Com' è cominciata la sua avventura al Derby?
«Fatale fu l' incontro con tre "deficienti": Enzo Jannacci, Cochi Ponzoni e Renato Pozzetto. Si spingevano, si spettinavano, poi Jannacci mi disse che voleva che facessi parte di Saltimbanchi si muore, uno spettacolo viaggiante con Lino Toffolo. Al Derby ho messo molto del sentimento di Hair nel cabaret: parlavo in italiano quando c' era tanto teatro dialettale, mi spogliavo in scena».
A chi era più affezionato in quell' ambiente?
«Ero particolarmente legato a Enzo (Jannacci, ndr), l' ho seguito anche quando stava male. Era un genio, pensa se ci fosse stata la possibilità di tradurre in italiano le sue canzoni in dialetto: in Scarp' de tennis c' è l' amore, la disperazione, un capolavoro. "Il dritto" è ispirata a me, con la casa popolare al numero 3, un po' mi ritrovavo in quella canzone».
Mai dire gol negli Anni 90 fu una fucina di talenti, di chi fu il merito?
«Se ne danno tantissimi alla Gialappa, che ce li ha, ma anch' io ci ho messo del mio: personaggi come Vettorello, Peo Pericoli, Caccamo. Da Antenna 3 portai Gennaro e Luìs, poi Mandi Mandi, Aldo Giovanni e Giacomo, per cui spingeva pure la Gialappa. Quando vennero la prima volta aspettarono più di un' ora e Aldo voleva andarsene: "Miii andiamo via". Allora andammo in studio con loro, Albanese e Peo Pericoli e inventammo i bulgari».

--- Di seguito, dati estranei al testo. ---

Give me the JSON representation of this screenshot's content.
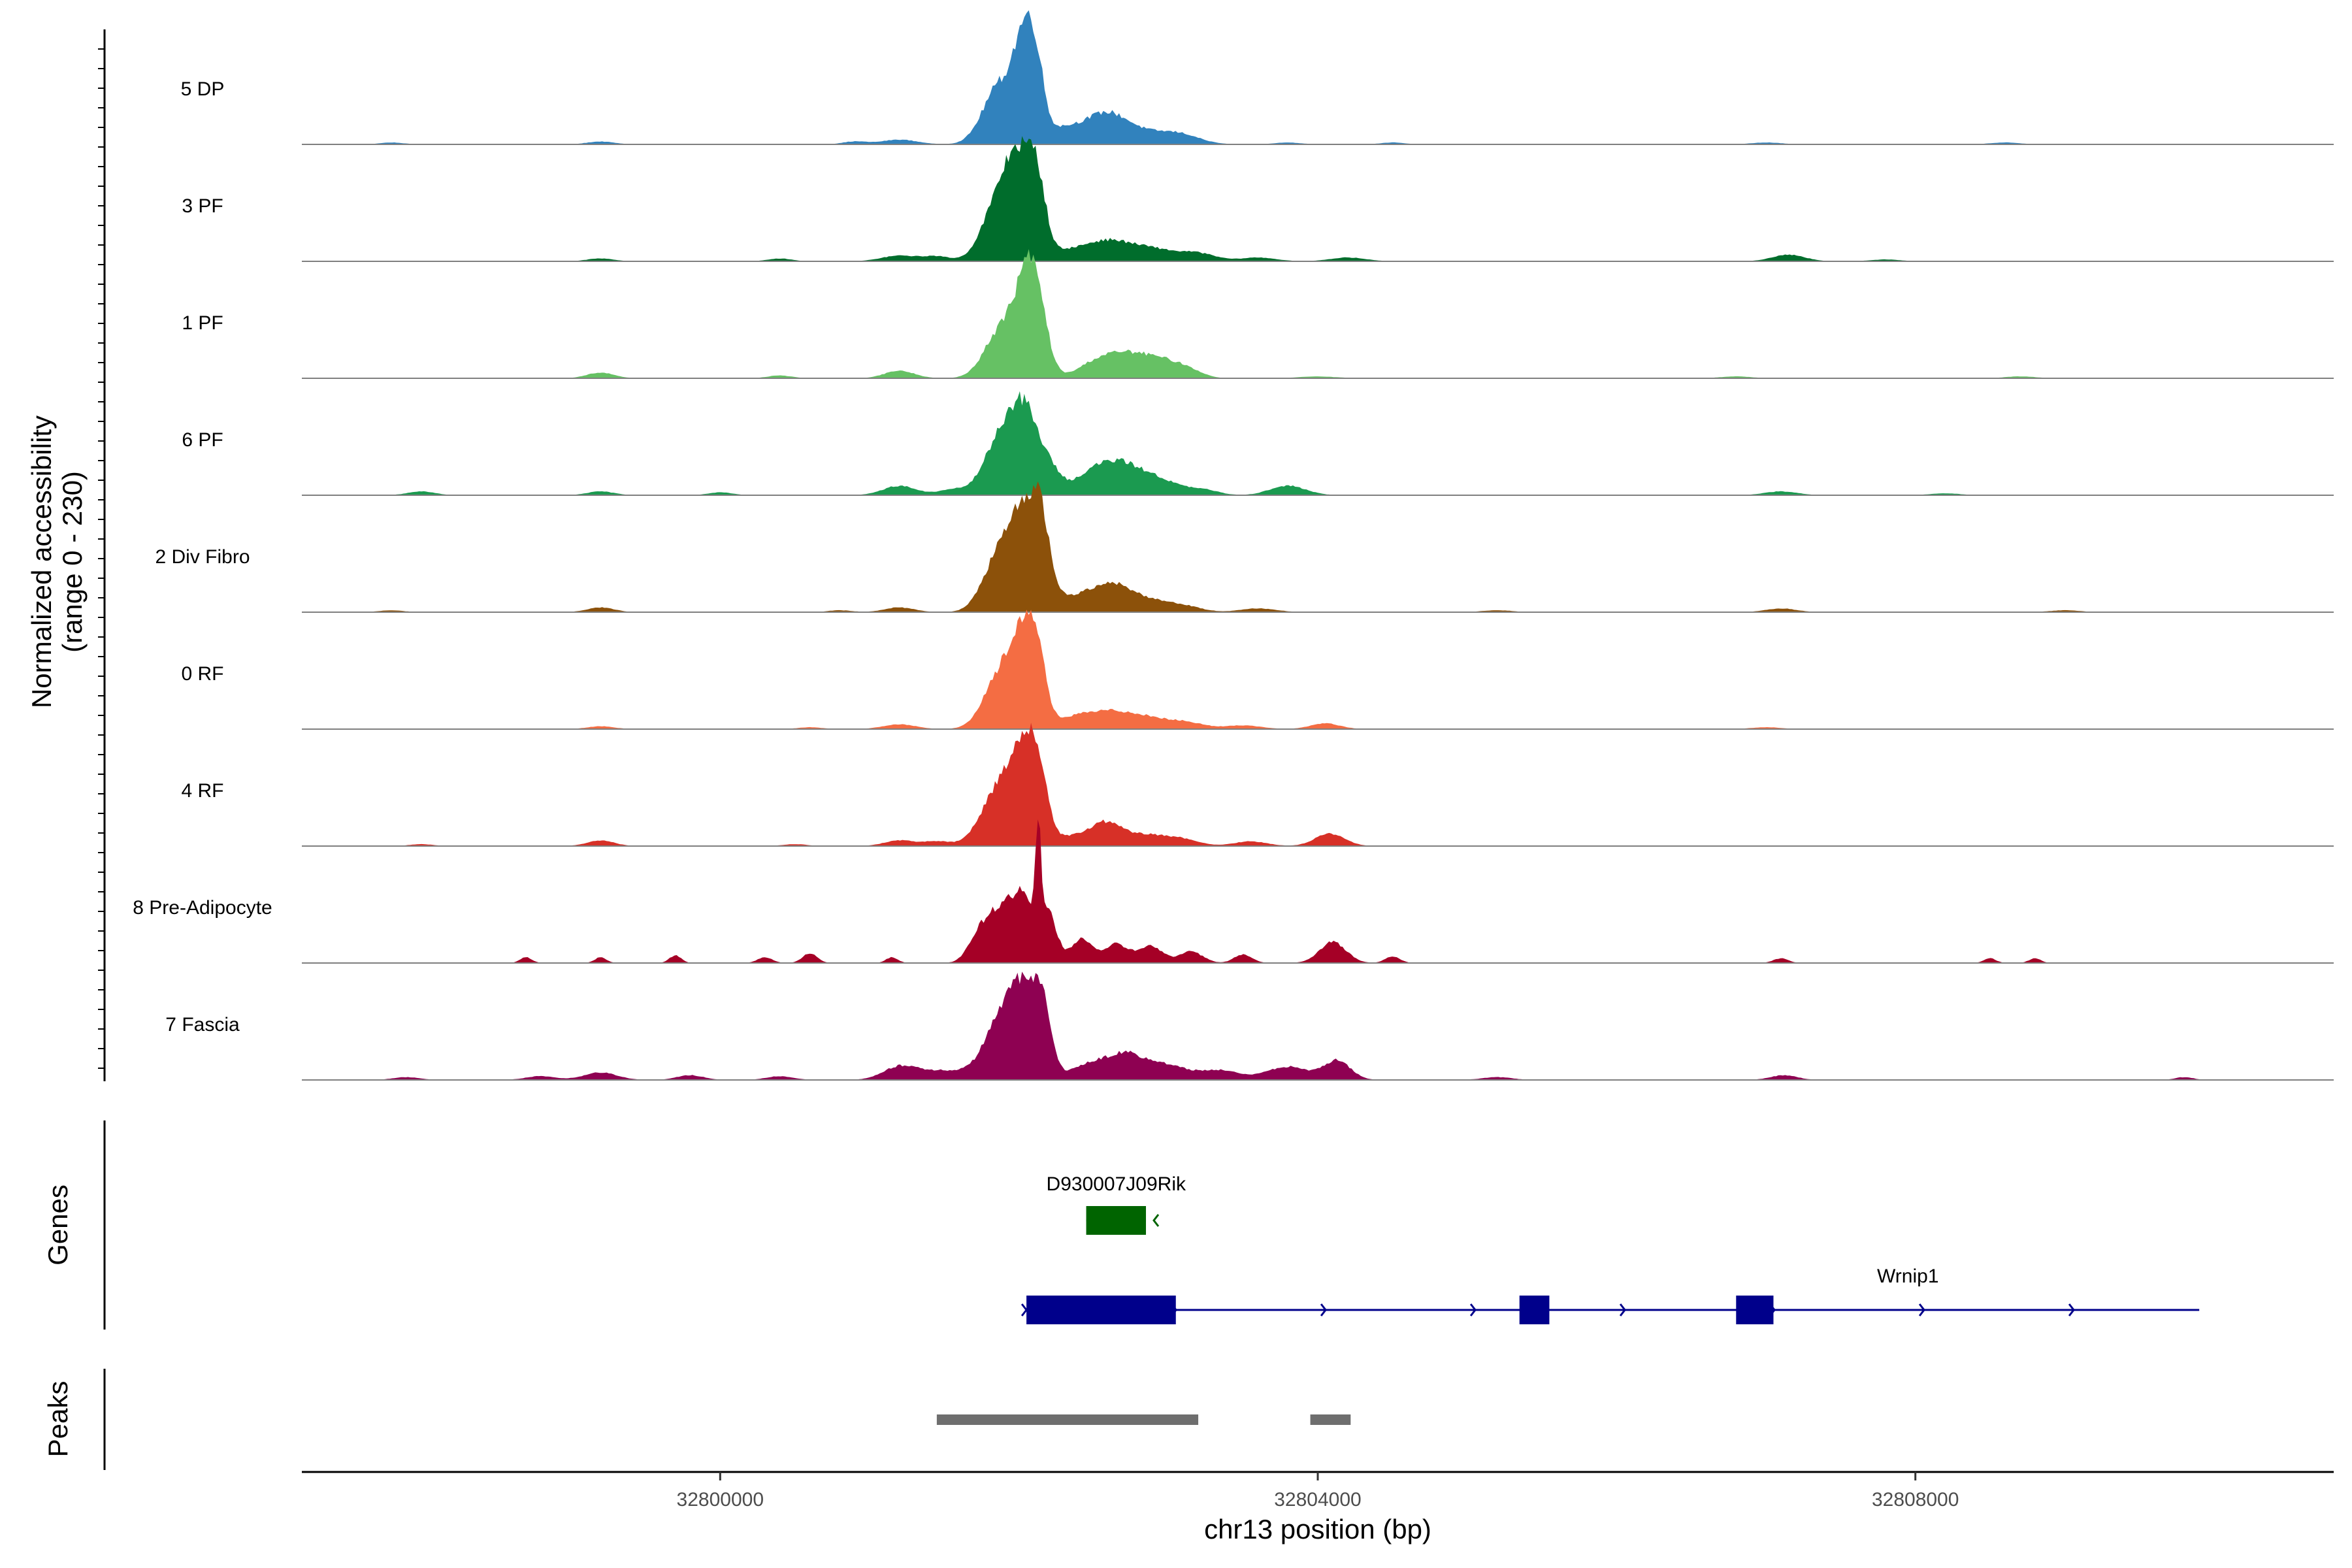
{
  "chart_data": {
    "type": "area",
    "title": "",
    "xlabel": "chr13 position (bp)",
    "ylabel": "Normalized accessibility",
    "ylabel_range": "(range 0 - 230)",
    "xlim": [
      32797200,
      32810800
    ],
    "ylim": [
      0,
      230
    ],
    "x_ticks": [
      32800000,
      32804000,
      32808000
    ],
    "x_tick_labels": [
      "32800000",
      "32804000",
      "32808000"
    ],
    "tracks": [
      {
        "name": "5 DP",
        "color": "#3182bd",
        "peaks": [
          [
            32801200,
            0.05,
            120
          ],
          [
            32801870,
            0.6,
            110
          ],
          [
            32802040,
            0.95,
            70
          ],
          [
            32802120,
            0.45,
            50
          ],
          [
            32802300,
            0.18,
            220
          ],
          [
            32802600,
            0.22,
            130
          ],
          [
            32802860,
            0.12,
            200
          ],
          [
            32803100,
            0.06,
            120
          ],
          [
            32797800,
            0.02,
            80
          ],
          [
            32799200,
            0.03,
            90
          ],
          [
            32800900,
            0.03,
            80
          ],
          [
            32803800,
            0.02,
            90
          ],
          [
            32804500,
            0.02,
            80
          ],
          [
            32807000,
            0.02,
            100
          ],
          [
            32808600,
            0.02,
            100
          ]
        ]
      },
      {
        "name": "3 PF",
        "color": "#006d2c",
        "peaks": [
          [
            32801200,
            0.06,
            120
          ],
          [
            32801450,
            0.05,
            90
          ],
          [
            32801870,
            0.65,
            110
          ],
          [
            32802000,
            0.8,
            80
          ],
          [
            32802120,
            0.75,
            60
          ],
          [
            32802300,
            0.1,
            150
          ],
          [
            32802600,
            0.2,
            150
          ],
          [
            32802900,
            0.12,
            150
          ],
          [
            32803200,
            0.08,
            120
          ],
          [
            32803600,
            0.04,
            120
          ],
          [
            32804200,
            0.04,
            120
          ],
          [
            32807150,
            0.07,
            110
          ],
          [
            32799200,
            0.03,
            90
          ],
          [
            32800400,
            0.03,
            80
          ],
          [
            32807800,
            0.02,
            100
          ]
        ]
      },
      {
        "name": "1 PF",
        "color": "#66c164",
        "peaks": [
          [
            32801200,
            0.08,
            100
          ],
          [
            32801880,
            0.5,
            110
          ],
          [
            32802050,
            0.85,
            80
          ],
          [
            32802130,
            0.5,
            70
          ],
          [
            32802500,
            0.12,
            120
          ],
          [
            32802720,
            0.24,
            150
          ],
          [
            32802980,
            0.15,
            130
          ],
          [
            32803150,
            0.05,
            90
          ],
          [
            32799200,
            0.06,
            90
          ],
          [
            32800400,
            0.03,
            80
          ],
          [
            32804000,
            0.02,
            120
          ],
          [
            32806800,
            0.02,
            100
          ],
          [
            32808700,
            0.02,
            100
          ]
        ]
      },
      {
        "name": "6 PF",
        "color": "#1b9a50",
        "peaks": [
          [
            32801200,
            0.1,
            110
          ],
          [
            32801560,
            0.06,
            100
          ],
          [
            32801880,
            0.6,
            110
          ],
          [
            32802040,
            0.75,
            90
          ],
          [
            32802200,
            0.25,
            80
          ],
          [
            32802450,
            0.12,
            110
          ],
          [
            32802650,
            0.32,
            150
          ],
          [
            32802930,
            0.15,
            150
          ],
          [
            32803240,
            0.05,
            100
          ],
          [
            32803800,
            0.1,
            120
          ],
          [
            32798000,
            0.04,
            90
          ],
          [
            32799200,
            0.04,
            90
          ],
          [
            32800000,
            0.03,
            80
          ],
          [
            32807100,
            0.04,
            110
          ],
          [
            32808200,
            0.02,
            100
          ]
        ]
      },
      {
        "name": "2 Div Fibro",
        "color": "#8c510a",
        "peaks": [
          [
            32801200,
            0.05,
            100
          ],
          [
            32801880,
            0.65,
            110
          ],
          [
            32802040,
            0.85,
            80
          ],
          [
            32802150,
            0.75,
            60
          ],
          [
            32802300,
            0.15,
            140
          ],
          [
            32802600,
            0.28,
            130
          ],
          [
            32802850,
            0.12,
            140
          ],
          [
            32803100,
            0.06,
            120
          ],
          [
            32803600,
            0.04,
            120
          ],
          [
            32799200,
            0.05,
            90
          ],
          [
            32797800,
            0.02,
            80
          ],
          [
            32800800,
            0.02,
            80
          ],
          [
            32807100,
            0.04,
            100
          ],
          [
            32805200,
            0.02,
            100
          ],
          [
            32809000,
            0.02,
            100
          ]
        ]
      },
      {
        "name": "0 RF",
        "color": "#f46d43",
        "peaks": [
          [
            32801200,
            0.05,
            110
          ],
          [
            32801880,
            0.6,
            110
          ],
          [
            32802040,
            0.8,
            80
          ],
          [
            32802120,
            0.55,
            60
          ],
          [
            32802350,
            0.1,
            130
          ],
          [
            32802600,
            0.16,
            150
          ],
          [
            32802880,
            0.11,
            160
          ],
          [
            32803150,
            0.05,
            110
          ],
          [
            32803500,
            0.04,
            120
          ],
          [
            32804050,
            0.06,
            100
          ],
          [
            32799200,
            0.03,
            90
          ],
          [
            32800600,
            0.02,
            80
          ],
          [
            32807000,
            0.02,
            100
          ]
        ]
      },
      {
        "name": "4 RF",
        "color": "#d73027",
        "peaks": [
          [
            32801200,
            0.06,
            100
          ],
          [
            32801450,
            0.05,
            90
          ],
          [
            32801870,
            0.6,
            120
          ],
          [
            32802040,
            0.82,
            90
          ],
          [
            32802130,
            0.5,
            60
          ],
          [
            32802350,
            0.1,
            120
          ],
          [
            32802580,
            0.22,
            100
          ],
          [
            32802840,
            0.12,
            150
          ],
          [
            32803100,
            0.06,
            110
          ],
          [
            32803550,
            0.05,
            110
          ],
          [
            32804080,
            0.13,
            100
          ],
          [
            32799200,
            0.06,
            90
          ],
          [
            32798000,
            0.02,
            80
          ],
          [
            32800500,
            0.02,
            80
          ]
        ]
      },
      {
        "name": "8 Pre-Adipocyte",
        "color": "#a50026",
        "peaks": [
          [
            32801720,
            0.18,
            70
          ],
          [
            32801870,
            0.55,
            100
          ],
          [
            32802030,
            0.6,
            70
          ],
          [
            32802130,
            0.95,
            18
          ],
          [
            32802190,
            0.55,
            60
          ],
          [
            32802420,
            0.25,
            70
          ],
          [
            32802650,
            0.2,
            80
          ],
          [
            32802880,
            0.18,
            80
          ],
          [
            32803150,
            0.12,
            80
          ],
          [
            32803500,
            0.09,
            60
          ],
          [
            32804100,
            0.22,
            90
          ],
          [
            32804500,
            0.07,
            50
          ],
          [
            32798700,
            0.06,
            40
          ],
          [
            32799200,
            0.06,
            40
          ],
          [
            32799700,
            0.08,
            40
          ],
          [
            32800300,
            0.06,
            50
          ],
          [
            32800600,
            0.1,
            50
          ],
          [
            32801150,
            0.06,
            40
          ],
          [
            32807100,
            0.05,
            50
          ],
          [
            32808500,
            0.05,
            40
          ],
          [
            32808800,
            0.05,
            40
          ]
        ]
      },
      {
        "name": "7 Fascia",
        "color": "#8e0152",
        "peaks": [
          [
            32801200,
            0.12,
            110
          ],
          [
            32801500,
            0.1,
            200
          ],
          [
            32801880,
            0.62,
            110
          ],
          [
            32802040,
            0.78,
            90
          ],
          [
            32802160,
            0.6,
            60
          ],
          [
            32802450,
            0.14,
            120
          ],
          [
            32802700,
            0.25,
            130
          ],
          [
            32802980,
            0.15,
            150
          ],
          [
            32803350,
            0.1,
            130
          ],
          [
            32803800,
            0.14,
            140
          ],
          [
            32804130,
            0.2,
            90
          ],
          [
            32797900,
            0.03,
            90
          ],
          [
            32798800,
            0.04,
            100
          ],
          [
            32799200,
            0.08,
            110
          ],
          [
            32799800,
            0.05,
            90
          ],
          [
            32800400,
            0.04,
            90
          ],
          [
            32807120,
            0.05,
            90
          ],
          [
            32809800,
            0.03,
            60
          ],
          [
            32805200,
            0.03,
            100
          ]
        ]
      }
    ],
    "genes": [
      {
        "name": "D930007J09Rik",
        "color": "#006400",
        "strand": "-",
        "start": 32802450,
        "end": 32802850,
        "exons": [
          [
            32802450,
            32802850
          ]
        ]
      },
      {
        "name": "Wrnip1",
        "color": "#00008b",
        "strand": "+",
        "start": 32802050,
        "end": 32809900,
        "exons": [
          [
            32802050,
            32803050
          ],
          [
            32805350,
            32805550
          ],
          [
            32806800,
            32807050
          ]
        ]
      }
    ],
    "peaks_track": [
      [
        32801450,
        32803200
      ],
      [
        32803950,
        32804220
      ]
    ],
    "panel_labels": [
      "Genes",
      "Peaks"
    ]
  }
}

Nessuno si è mai indispettito per le sue imitazioni?
«Cesare Maldini si arrabbiò quando allo stadio lo imitai con un fiasco di vino. Se vai a braccio rischi delle scivolate terrificanti, ma escono anche cose straordinarie».
È vero che i comici in realtà sono le persone più malinconiche che esistano?
«Non sono affatto malinconico. Quando lo spettacolo va bene torniamo in macchina mangiando un panino e siamo contenti. Oreste Lionello diceva "la battuta è la mia ossessione", la penso come lui».